We made a “worst case scenarios” handbook and listed out contingency plans for them. Some items included:
 What if we got a denial of service attack? If Azure’s existing DOS detection didn’t protect us, we would have flipped DNS entries to spread the users to new machines. We timed this and could do a full migration of 5000 users within 15 minutes.
 What if the Azure Data Center went down? We had a backup data center in another region we would switch to.

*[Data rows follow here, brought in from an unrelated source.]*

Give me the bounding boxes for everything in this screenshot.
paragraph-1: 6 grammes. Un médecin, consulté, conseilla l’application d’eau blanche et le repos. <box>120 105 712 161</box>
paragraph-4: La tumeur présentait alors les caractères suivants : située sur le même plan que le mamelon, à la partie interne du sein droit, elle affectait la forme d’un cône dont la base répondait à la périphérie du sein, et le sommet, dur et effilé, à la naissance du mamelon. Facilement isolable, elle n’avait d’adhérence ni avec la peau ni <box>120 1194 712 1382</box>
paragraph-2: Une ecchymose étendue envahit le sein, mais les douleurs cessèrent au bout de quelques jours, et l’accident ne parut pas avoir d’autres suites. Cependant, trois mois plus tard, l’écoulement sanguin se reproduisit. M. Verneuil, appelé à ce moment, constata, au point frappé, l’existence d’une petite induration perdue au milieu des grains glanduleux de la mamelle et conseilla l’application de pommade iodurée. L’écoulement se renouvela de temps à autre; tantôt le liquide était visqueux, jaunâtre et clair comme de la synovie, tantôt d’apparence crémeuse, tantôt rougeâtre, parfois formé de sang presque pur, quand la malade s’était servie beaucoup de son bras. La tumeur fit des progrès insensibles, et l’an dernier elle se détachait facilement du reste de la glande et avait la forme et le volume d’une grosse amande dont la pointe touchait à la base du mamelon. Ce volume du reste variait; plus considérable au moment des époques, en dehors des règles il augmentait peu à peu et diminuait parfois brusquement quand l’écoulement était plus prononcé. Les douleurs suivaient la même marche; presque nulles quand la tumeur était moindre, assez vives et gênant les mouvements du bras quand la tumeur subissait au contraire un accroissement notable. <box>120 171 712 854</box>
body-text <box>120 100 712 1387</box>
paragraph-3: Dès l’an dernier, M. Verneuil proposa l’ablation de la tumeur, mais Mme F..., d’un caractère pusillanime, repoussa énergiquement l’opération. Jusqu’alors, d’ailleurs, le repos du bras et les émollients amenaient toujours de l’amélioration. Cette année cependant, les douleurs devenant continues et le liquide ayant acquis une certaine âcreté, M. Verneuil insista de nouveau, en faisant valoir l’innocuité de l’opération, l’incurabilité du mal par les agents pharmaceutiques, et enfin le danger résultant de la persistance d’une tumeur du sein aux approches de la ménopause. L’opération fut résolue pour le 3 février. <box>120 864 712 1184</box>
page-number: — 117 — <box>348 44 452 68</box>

 Power outage for administrator machines? During the convention, there were several privileged users to manage the election. This included moving between the various election stages, pulling reports, updating credentials, etc. If these administrators lost power / network connections, we needed to still be able to operate the election. To handle this, we ensured that the key management operations could be handled from a smart phone over a cellular network. We also had contingencies for backup power, cellular hotspots, and multiple administrators at different locations.
As luck would have it, while it was sunny in Minnesota, we actually got thunderstorms in Seattle and our administrators lost power for part of the convention!
There were many practical steps taken before and during the convention to ensure Voter-Science’s technology would work reliably.